佐倉統氏: 進化論や動物生態学の方法論は若い頃に身につけていたし、「それが社会とどういう関係を持っていたのか」というのは、色々と調べた知識があったので、体系はぼくの中にできあがっていました。脳科学の場合は、そういった自分の中にある学問体系と照らし合わせて、どこが同じでどこが違うだろうといった形。ただ、その新しい分野のことも知っていないといけないので、論文も読みます。だんだん年をとってくると時間もなく、新しい専門用語を覚えるのも大変ですが、知らない分野を知るのは、新しい知識が増えることになるから楽しいし、ぼくは好きです。でもプロジェクトをもって研究しているので、単に自分が楽しいだけではだめなので、そこがなかなか難しいと思うところでもあります。

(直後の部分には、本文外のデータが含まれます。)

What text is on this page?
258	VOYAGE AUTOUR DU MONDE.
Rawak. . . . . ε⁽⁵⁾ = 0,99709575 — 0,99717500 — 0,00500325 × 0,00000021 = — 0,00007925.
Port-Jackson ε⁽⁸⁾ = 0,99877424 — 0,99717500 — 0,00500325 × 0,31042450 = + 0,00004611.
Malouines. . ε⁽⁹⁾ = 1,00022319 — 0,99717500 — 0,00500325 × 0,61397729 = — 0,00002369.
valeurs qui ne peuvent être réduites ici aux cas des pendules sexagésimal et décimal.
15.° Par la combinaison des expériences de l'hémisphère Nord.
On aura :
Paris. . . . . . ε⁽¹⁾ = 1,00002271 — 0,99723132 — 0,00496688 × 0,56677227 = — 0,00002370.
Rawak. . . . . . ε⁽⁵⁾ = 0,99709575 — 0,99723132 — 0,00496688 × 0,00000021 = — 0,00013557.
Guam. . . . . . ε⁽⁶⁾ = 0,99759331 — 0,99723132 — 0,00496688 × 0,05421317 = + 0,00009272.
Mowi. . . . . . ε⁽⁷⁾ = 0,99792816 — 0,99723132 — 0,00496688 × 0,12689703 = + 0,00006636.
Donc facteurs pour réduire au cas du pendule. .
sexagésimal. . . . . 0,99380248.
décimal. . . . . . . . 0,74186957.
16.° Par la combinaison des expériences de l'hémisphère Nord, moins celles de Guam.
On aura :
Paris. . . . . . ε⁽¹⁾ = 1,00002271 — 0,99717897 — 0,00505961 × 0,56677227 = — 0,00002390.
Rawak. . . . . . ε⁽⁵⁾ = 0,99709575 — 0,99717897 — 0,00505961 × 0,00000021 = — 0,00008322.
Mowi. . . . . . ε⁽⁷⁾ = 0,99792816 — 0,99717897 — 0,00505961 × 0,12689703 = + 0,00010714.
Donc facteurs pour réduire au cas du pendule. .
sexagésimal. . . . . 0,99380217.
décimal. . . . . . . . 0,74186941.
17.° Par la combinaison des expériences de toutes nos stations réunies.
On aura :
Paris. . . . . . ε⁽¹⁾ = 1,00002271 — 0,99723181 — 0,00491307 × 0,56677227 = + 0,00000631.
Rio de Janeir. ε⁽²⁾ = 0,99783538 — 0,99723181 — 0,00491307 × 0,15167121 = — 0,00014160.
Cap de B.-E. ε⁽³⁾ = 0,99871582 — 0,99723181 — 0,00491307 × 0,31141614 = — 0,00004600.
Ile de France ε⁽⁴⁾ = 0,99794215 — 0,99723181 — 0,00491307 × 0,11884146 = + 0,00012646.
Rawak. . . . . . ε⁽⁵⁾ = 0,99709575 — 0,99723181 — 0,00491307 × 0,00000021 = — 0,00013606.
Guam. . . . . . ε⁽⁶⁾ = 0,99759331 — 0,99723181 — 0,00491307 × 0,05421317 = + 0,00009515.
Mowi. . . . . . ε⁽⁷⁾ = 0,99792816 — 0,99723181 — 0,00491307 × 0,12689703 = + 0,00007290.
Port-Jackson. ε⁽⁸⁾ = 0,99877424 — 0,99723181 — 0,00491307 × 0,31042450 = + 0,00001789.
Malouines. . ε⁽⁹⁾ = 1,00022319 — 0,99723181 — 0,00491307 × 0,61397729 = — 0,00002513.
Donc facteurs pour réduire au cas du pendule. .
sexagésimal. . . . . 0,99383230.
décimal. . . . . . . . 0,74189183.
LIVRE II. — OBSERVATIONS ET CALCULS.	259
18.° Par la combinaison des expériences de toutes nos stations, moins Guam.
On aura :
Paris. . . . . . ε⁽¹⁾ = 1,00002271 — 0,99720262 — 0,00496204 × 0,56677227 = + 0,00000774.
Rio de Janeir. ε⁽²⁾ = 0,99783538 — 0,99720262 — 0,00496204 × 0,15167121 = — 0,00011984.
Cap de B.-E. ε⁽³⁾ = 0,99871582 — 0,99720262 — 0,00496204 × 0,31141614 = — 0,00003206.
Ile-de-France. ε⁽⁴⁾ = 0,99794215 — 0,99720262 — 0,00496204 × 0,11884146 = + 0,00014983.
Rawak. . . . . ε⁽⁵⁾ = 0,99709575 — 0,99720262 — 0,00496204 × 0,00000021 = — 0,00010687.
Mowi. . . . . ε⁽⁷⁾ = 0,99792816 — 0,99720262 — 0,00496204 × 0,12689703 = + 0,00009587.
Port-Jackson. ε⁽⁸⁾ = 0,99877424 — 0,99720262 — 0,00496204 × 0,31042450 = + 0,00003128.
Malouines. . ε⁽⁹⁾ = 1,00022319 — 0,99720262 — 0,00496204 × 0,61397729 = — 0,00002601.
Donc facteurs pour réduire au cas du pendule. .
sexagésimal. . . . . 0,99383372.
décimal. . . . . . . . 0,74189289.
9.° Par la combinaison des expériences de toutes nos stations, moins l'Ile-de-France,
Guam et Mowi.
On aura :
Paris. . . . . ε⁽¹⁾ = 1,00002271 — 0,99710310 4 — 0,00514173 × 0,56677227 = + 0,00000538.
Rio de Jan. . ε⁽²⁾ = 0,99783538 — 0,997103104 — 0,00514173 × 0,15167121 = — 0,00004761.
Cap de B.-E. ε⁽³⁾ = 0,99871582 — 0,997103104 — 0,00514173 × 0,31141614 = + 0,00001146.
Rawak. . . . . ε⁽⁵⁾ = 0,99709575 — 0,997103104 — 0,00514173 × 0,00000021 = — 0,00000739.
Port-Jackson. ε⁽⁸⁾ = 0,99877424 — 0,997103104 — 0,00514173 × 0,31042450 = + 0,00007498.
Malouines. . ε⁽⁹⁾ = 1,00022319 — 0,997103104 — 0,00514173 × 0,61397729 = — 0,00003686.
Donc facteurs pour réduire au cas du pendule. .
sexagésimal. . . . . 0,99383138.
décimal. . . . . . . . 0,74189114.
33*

――科学論の方へ転身されたのは、なぜだったのでしょうか?


佐倉統氏: 大学院ではサルの生態学を専攻していて、アフリカでチンパンジーを追っかけて観察していたのですが、ぼくは朝に弱いのでチンパンジーをしょっちゅう見失っていました(笑)。当時、松沢哲郎さんという、チンパンジーのアイちゃんの人工言語を研究している方が一緒にアフリカに来ていたのですが、見かねた松沢さんに「お前はフィールドワークには向いていないからやめた方がいいぞ」と言われたこともあって、科学論の方に転身しました。大学院修了後は、当時の三菱化成生命科学研究所で米本昌平さん、中村桂子さんが率いていた社会生命科学研究室に特別研究員という形で採用されました。その研究室はもともとは「生命科学と社会の関係」がテーマだったのですが、米本さんが環境問題の方に領域を広げようとしていて、生態学をやっている人を募集していたんです。でも肝心の米本さんはぼくの着任早々3ヶ月くらいでヒマラヤに行ってしまって、ひとりポツンと残されて、その間環境問題の本を読んだり、松岡正剛さんの研究会とのご縁ができて、大学院時代の研究成果を発表させていただいたりしていましたが、研究分野が変わったせいもあって話が通じないし、周りがみんなすごい人ばっかりに見えて、なんか、「もうダメかもしれない」と思ったりしましたよ。当時もう既に結婚していたので先の生活のことも心配になるし、日々鬱々としていたら、「そんなことを考えていたってしょうがないじゃない。違う人間になれるわけがないんだから、今までやってきたこととやりたいことをやるしかないでしょ」と妻に言われて、「ああ、それでいいのか」と、みるみる目の前が晴れていったのを今でもよく覚えています(笑)。